LARA Communications 517-335-LARA (5272)

January 23, 2019 - At yesterday’s Michigan Liquor Control Commission (MLCC) hearing in Lansing, commissioners ordered a revocation of the liquor license and permits held by Payal and Ella LLC, – doing business as Lucky’s Downtown Market – located at 24 Division Ave S, Grand Rapids, MI.

Under state law, the MLCC is required to suspend or revoke the liquor license if a licensee is found liable for three or more violations of MCL 436.1801(2) – sales of alcohol to minors and sales of alcohol to visibly intoxicated persons – on different occasions within a 24-month period.

Lucky’s Downtown Market was found liable for seven violations in less than a one-year period. On August 10, 2017 and June 6, 2018, the selling clerk sold alcohol to minors 20 years of age. Identification was not asked for in either of these incidents. On May 25, 2018, June 8, 2018, June 14, 2018, July 6, 2018, and July 22, 2018, the selling clerk sold alcohol to an intoxicated patron.

In reference to ongoing issues with liquor control violations by Lucky’s and ongoing issues with indecent exposure, urinating in public, and consuming alcohol in public, Grand Rapids Police Department (GRPD) had conducted surveillance on Lucky’s and the area in general, resulting in these recent violations reported by the GRPD:

  • On June 14, 2018, police officers observed a male assaulting a female 0.2 miles away from Lucky’s. The male was holding a bottle of unopened liquor that he had just purchased from Lucky’s Downtown Market. At the time the male was taken into custody, he was visibly intoxicated and registered .217 on a preliminary breath test, almost three times the legal limit.
  • On July 6, 2018, an officer observed a female walking down the middle of the street after purchasing alcoholic beverages from Lucky’s.

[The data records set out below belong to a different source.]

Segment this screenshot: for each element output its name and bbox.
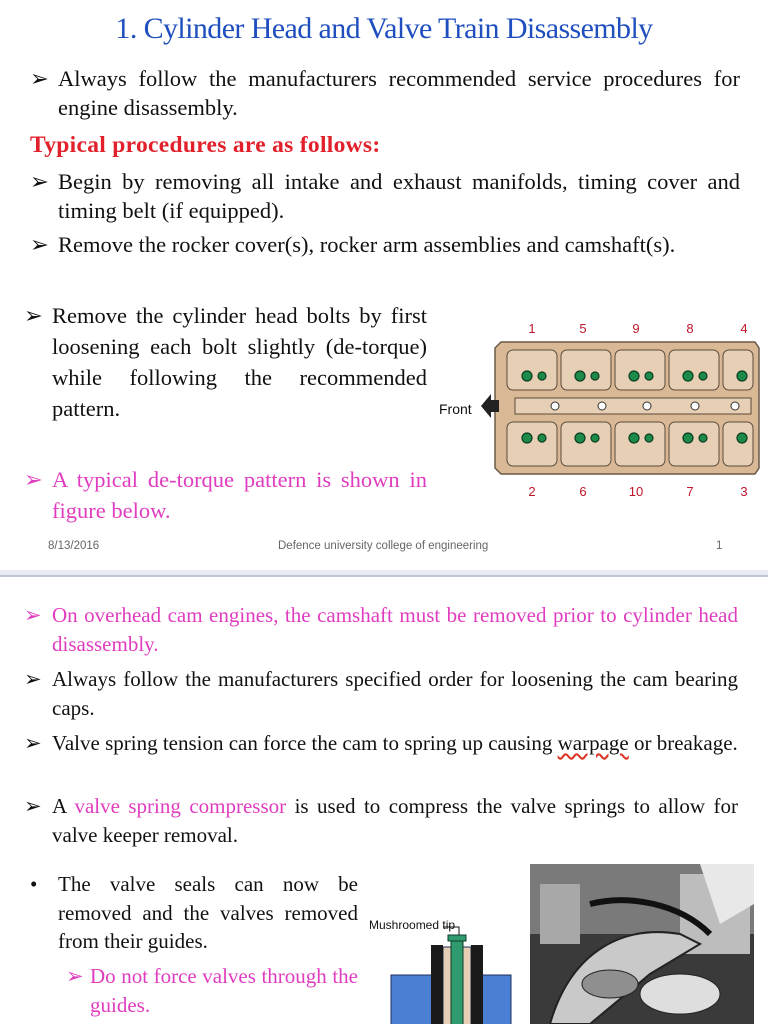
detorque-pattern-diagram bbox=[437, 318, 762, 504]
bolt-number: 10 bbox=[628, 484, 644, 499]
bolt-number: 4 bbox=[740, 321, 748, 336]
bullet-spring-tension: ➢ Valve spring tension can force the cam to spring up causing warpage or breakage. bbox=[24, 729, 738, 758]
arrow-bullet-icon: ➢ bbox=[24, 794, 42, 818]
arrow-bullet-icon: ➢ bbox=[30, 66, 49, 91]
footer-organization: Defence university college of engineering bbox=[278, 540, 489, 552]
arrow-bullet-icon: ➢ bbox=[24, 603, 42, 627]
arrow-bullet-icon: ➢ bbox=[24, 303, 43, 328]
bolt-number: 3 bbox=[740, 484, 748, 499]
arrow-bullet-icon: ➢ bbox=[66, 964, 84, 988]
footer-date: 8/13/2016 bbox=[48, 540, 100, 552]
bullet-spring-compressor: ➢ A valve spring compressor is used to compress the valve springs to allow for valve keeper removal. bbox=[24, 794, 738, 847]
bolt-number: 1 bbox=[528, 321, 536, 336]
bolt-number: 2 bbox=[528, 484, 536, 499]
bolt-number: 8 bbox=[686, 321, 694, 336]
bolt-number: 6 bbox=[579, 484, 587, 499]
arrow-bullet-icon: ➢ bbox=[24, 467, 43, 492]
bullet-overhead-cam: ➢ On overhead cam engines, the camshaft must be removed prior to cylinder head disassembly. bbox=[24, 603, 738, 656]
valve-guide-diagram bbox=[363, 915, 513, 1024]
arrow-bullet-icon: ➢ bbox=[30, 169, 49, 194]
bullet-remove-head-bolts: ➢ Remove the cylinder head bolts by first loosening each bolt slightly (de-torque) while following the recommended pattern. bbox=[24, 300, 427, 424]
typical-procedures-heading: Typical procedures are as follows: bbox=[30, 132, 381, 158]
bullet-do-not-force: ➢ Do not force valves through the guides. bbox=[66, 964, 358, 1017]
bullet-detorque-pattern: ➢ A typical de-torque pattern is shown in figure below. bbox=[24, 464, 427, 526]
dot-bullet-icon: • bbox=[30, 872, 38, 896]
bullet-follow-procedures: ➢ Always follow the manufacturers recommended service procedures for engine disassembly. bbox=[30, 66, 740, 120]
bolt-number: 9 bbox=[632, 321, 640, 336]
mushroomed-tip-label: Mushroomed tip bbox=[369, 918, 456, 932]
arrow-bullet-icon: ➢ bbox=[24, 667, 42, 691]
bolt-number: 7 bbox=[686, 484, 694, 499]
slide-2 bbox=[0, 575, 768, 1024]
bolt-number: 5 bbox=[579, 321, 587, 336]
bullet-remove-rocker: ➢ Remove the rocker cover(s), rocker arm assemblies and camshaft(s). bbox=[30, 232, 676, 257]
valve-spring-compressor-photo bbox=[530, 864, 754, 1024]
arrow-bullet-icon: ➢ bbox=[24, 731, 42, 755]
bullet-remove-manifolds: ➢ Begin by removing all intake and exhaust manifolds, timing cover and timing belt (if equipped). bbox=[30, 169, 740, 223]
slide-title: 1. Cylinder Head and Valve Train Disassembly bbox=[115, 12, 653, 45]
arrow-bullet-icon: ➢ bbox=[30, 232, 49, 257]
footer-page-number: 1 bbox=[716, 540, 723, 552]
front-label: Front bbox=[439, 401, 472, 417]
bullet-valve-seals: • The valve seals can now be removed and the valves removed from their guides. bbox=[30, 872, 358, 953]
bullet-cam-bearing-caps: ➢ Always follow the manufacturers specified order for loosening the cam bearing caps. bbox=[24, 667, 738, 720]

When asked why she was walking down the middle of the street, the female replied that she was drunk. The officer administered a preliminary breath test where the female registered .212, almost three times the legal limit.

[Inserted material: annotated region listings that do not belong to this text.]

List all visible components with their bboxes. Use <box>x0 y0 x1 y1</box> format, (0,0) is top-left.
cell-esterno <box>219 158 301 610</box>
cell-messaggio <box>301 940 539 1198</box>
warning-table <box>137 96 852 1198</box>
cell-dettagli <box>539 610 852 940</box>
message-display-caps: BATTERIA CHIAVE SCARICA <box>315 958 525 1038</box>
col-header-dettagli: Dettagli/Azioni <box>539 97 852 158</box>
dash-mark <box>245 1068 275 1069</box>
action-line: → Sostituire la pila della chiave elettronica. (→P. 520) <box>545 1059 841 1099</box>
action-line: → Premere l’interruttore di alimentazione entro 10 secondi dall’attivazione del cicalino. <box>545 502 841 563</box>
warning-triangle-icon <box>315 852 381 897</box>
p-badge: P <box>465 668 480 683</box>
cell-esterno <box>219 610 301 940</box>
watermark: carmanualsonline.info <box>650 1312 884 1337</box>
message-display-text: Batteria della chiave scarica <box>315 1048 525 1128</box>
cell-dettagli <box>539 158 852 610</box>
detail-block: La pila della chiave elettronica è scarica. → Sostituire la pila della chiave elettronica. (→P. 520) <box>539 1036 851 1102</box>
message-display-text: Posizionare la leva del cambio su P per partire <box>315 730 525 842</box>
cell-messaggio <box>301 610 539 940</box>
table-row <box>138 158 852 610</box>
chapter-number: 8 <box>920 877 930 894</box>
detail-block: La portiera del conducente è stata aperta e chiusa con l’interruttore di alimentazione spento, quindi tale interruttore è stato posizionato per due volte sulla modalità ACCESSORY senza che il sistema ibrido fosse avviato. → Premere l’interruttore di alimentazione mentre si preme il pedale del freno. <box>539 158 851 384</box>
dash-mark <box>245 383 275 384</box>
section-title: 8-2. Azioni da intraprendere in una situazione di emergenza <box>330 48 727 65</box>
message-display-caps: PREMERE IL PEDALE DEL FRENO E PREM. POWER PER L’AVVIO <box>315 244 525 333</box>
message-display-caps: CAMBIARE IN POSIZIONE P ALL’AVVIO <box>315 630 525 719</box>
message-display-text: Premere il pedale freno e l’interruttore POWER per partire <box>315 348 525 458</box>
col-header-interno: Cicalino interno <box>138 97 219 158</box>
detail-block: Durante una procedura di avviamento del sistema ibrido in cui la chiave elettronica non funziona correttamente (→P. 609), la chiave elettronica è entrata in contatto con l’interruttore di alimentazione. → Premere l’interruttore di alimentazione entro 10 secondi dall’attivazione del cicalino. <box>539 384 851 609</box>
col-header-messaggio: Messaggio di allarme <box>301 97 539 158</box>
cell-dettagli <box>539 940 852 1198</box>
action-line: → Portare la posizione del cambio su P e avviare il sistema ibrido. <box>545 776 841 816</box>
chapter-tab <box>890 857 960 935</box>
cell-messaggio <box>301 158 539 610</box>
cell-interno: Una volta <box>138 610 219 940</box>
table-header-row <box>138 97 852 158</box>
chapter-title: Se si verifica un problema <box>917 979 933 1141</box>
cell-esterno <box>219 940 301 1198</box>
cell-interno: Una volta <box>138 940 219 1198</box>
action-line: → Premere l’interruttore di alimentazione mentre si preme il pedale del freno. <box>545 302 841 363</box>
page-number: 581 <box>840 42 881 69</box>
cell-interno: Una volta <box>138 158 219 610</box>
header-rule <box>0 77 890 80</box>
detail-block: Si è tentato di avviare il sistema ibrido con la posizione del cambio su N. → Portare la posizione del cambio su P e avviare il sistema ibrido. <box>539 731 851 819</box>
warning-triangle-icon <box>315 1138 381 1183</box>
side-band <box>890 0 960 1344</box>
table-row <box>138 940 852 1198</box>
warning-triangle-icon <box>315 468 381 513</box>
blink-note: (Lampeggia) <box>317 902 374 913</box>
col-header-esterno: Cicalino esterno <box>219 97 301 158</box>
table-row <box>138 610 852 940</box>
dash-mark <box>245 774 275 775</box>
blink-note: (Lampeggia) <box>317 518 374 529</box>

The Commission found that, during the hearing, there was no demonstration made by the licensee to mitigate their history of violations. There was nothing to indicate that the licensee had conducted additional trainings, written employee policies, terminated responsible employees, or implemented new technologies to prevent the future sale of alcohol to minors or prevent the sale of alcohol to visibly intoxicated individuals.  

“The licensee has shown a pattern of indifference to the real dangers of selling alcohol to minors and visibly intoxicated individuals,” said MLCC Chairman Andy Deloney. “The licensee failed to demonstrate any policies and procedures that would protect the health, safety, and welfare of the public; the Commission decided that revocation was the proper course of action to take.”